The KS2 SATs Maths exams will be taking place on 10th and 11th May and you may be wondering how you can help your child in the last few days before the tests.

By this stage most children in most schools will have covered all the topics and completed a range of practice papers. If your child seems nervous or worried about the tests then the best approach you can take is to keep calm and try to reassure them.

Playing a maths game can help children relax and reduce their stress levels, whilst helping them to brush up on basic skills and build on their confidence. Practising basic skills in different ways is a good way to keep your child’s interest, which is why using a Flipp Flopps booklet or tackling times tables using a visual activity can be a winner.

Here are two fun and interactive games/activities that we have come up with, which will enable you to get in some last minute practice with your child, ready for their upcoming SATs exams this week:

GAME 1 – Beat the clock using the Flipp Flopps booklet

Who is the game for?

  • One or more players

What do I need for this game?

  • A set of Flipp Flopps booklets for each player
  • Scrap paper for each player
  • A pen or pencil for each player
  • A stopwatch visible to the player(s)

How do I play?

  • Each player begins by choosing a set of tables from the booklet to answer
  • Each player then places the Flipp Flopps booklet on their piece of paper and prepares to write their answers
  • The adult says ‘Ready, Steady, Go’, starts the clock and players begin writing their answers on the paper alongside the booklet, as quickly as possible
  • As they finish the players notice the time on the stopwatch and write this down
  • The players then flip over the page of the booklet to check their answers
  • If a player gets one or more answers wrong they must choose one of those questions and spend time memorising that before trying again- they could write it out 5 times, say it to themselves 10 times, draw a funny picture to illustrate the fact, make up a silly rhyme-anything!

How will this game help my child?

This activity will help your child identify which facts they know securely and which they need to brush up on. It’s not too daunting and children like having the answers on the back of the Flipp Flopps so they can check their own work. The questions are presented in a mixed up order, just as they will meet them when they work through a maths question. If your child makes a mistake you then have the opportunity to talk to them about how they’d like to try and learn that fact. Could they draw a funny or colourful picture to illustrate the fact? Would they like to write the fact on ten pieces of paper and display them in prominent places around the house? Can you think of a crazy rhyme together? Be inventive and have some some fun – make the process memorable and your child will learn more effectively.

Making the activity easier or more challenging

If your child gets anxious over timed activities allow them to have a go without timing them.
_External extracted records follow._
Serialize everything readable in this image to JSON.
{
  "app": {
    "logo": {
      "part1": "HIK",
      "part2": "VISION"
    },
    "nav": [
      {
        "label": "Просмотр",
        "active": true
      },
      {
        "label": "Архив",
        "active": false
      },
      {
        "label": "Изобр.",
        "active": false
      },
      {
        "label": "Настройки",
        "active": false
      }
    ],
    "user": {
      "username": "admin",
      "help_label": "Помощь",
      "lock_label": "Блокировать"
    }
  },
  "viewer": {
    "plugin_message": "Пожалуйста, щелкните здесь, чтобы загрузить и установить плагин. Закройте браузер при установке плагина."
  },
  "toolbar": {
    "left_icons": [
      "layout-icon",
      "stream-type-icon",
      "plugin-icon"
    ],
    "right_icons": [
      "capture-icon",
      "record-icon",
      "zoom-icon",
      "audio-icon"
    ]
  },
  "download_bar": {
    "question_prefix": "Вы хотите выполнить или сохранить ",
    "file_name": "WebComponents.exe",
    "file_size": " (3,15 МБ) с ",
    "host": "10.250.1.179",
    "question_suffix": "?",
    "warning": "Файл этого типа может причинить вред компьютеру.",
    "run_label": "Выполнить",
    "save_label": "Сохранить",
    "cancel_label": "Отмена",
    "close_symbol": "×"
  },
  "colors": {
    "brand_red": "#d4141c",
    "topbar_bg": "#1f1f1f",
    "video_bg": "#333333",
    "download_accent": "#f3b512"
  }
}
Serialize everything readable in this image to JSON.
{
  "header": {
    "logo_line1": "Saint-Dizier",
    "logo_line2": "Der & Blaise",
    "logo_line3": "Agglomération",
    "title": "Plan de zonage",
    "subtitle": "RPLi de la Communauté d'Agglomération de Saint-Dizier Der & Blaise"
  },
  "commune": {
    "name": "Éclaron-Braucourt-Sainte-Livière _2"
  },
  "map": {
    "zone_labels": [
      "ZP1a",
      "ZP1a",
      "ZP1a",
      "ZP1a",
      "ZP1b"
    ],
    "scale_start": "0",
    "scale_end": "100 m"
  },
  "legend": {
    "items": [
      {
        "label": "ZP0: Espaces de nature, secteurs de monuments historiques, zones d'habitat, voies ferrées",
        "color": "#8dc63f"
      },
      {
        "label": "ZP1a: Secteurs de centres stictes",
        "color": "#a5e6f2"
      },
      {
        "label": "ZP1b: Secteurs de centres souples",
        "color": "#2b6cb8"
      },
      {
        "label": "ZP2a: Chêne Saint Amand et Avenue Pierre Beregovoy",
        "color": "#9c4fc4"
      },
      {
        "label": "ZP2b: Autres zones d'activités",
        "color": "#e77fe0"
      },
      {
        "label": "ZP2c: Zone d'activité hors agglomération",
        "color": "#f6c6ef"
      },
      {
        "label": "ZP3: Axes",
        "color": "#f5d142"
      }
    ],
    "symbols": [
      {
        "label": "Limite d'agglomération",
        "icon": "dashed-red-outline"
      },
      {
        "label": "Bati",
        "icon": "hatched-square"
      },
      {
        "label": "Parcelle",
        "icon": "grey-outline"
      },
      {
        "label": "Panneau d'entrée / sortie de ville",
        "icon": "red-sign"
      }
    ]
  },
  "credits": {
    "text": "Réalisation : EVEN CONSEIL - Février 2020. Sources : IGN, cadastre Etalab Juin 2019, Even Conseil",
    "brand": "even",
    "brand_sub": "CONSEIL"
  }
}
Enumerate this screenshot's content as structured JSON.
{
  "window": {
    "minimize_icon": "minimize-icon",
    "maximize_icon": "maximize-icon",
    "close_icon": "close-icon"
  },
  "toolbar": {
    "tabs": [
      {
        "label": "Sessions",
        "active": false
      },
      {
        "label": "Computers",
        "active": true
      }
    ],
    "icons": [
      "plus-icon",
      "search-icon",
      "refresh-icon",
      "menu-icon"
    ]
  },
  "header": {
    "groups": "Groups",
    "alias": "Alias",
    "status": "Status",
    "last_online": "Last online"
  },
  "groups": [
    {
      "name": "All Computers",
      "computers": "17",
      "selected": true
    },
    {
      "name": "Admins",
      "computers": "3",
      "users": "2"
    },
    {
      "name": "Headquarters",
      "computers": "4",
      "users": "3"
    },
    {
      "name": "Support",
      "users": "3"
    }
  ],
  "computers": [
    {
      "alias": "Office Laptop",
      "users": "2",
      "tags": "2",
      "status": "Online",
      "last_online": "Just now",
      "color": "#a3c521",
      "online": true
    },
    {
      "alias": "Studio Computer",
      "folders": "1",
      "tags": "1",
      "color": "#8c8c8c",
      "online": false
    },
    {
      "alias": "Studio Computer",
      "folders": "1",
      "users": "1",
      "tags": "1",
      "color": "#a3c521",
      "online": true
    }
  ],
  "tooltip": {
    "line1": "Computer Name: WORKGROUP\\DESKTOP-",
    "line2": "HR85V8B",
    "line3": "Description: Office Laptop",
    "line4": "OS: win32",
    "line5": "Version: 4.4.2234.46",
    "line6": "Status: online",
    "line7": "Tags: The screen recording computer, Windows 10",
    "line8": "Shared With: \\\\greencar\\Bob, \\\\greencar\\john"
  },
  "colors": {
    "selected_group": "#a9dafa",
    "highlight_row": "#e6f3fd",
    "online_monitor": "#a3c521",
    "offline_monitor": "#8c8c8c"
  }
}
Let them practise for a while until they feel confident and can answer the questions without mistakes.  For those more confident see how quick they can get! Are they able to complete each set of times tables facts inside 30 seconds? 20 seconds?

GAME 2 – How Close to 100?

This game is listed on and was featured in a report by Jo Boaler – Fluency Without Fear: Research Evidence on the Best Ways to Learn Maths Facts.

 Who is the game for?

  • Two players

What do I need for this game?

How do I play

  • This game is played in partners. Two children share a blank 100 grid.
  • The first partner rolls two number dice.
  • The numbers that come up are the numbers the child uses to make an array on the 100 grid.
  • They can put the array anywhere on the grid, but the goal is to fill up the grid to get it as full as possible.
  • After the player draws the array on the grid, s(he) writes in the number sentence that describes the grid.
  • The second player then rolls the dice, draws the number grid and records their number sentence.
  • The game ends when both players have rolled the dice and cannot put any more arrays on the grid.
  • How close to 100 can you get?

Variation of the game

Each child can have their own 100 grid. Play moves forward to see who can get closest to 100.

How will this game help my child?

This game presents multiplication facts visually and enables children to develop something called “number sense”. Number sense refers to an understanding of the size of numbers and an ability to manipulate them to solve a range of different problems. Being able to use the knowledge that doubling 3×7 will give the answer to 6×7 is a good example of number sense.

Developing good number sense will help a child to become a more confident and competent mathematician. For more information on number sense, watch Jo Boaler’s 3 minute YouTube video here What is number sense?

Children who are less confident about recalling their times tables enjoy this activity because they can draw the array and then calculate the answer by counting the number of squares in the rows or columns. Confident mathematicians enjoy the strategy and challenge of getting close to 100.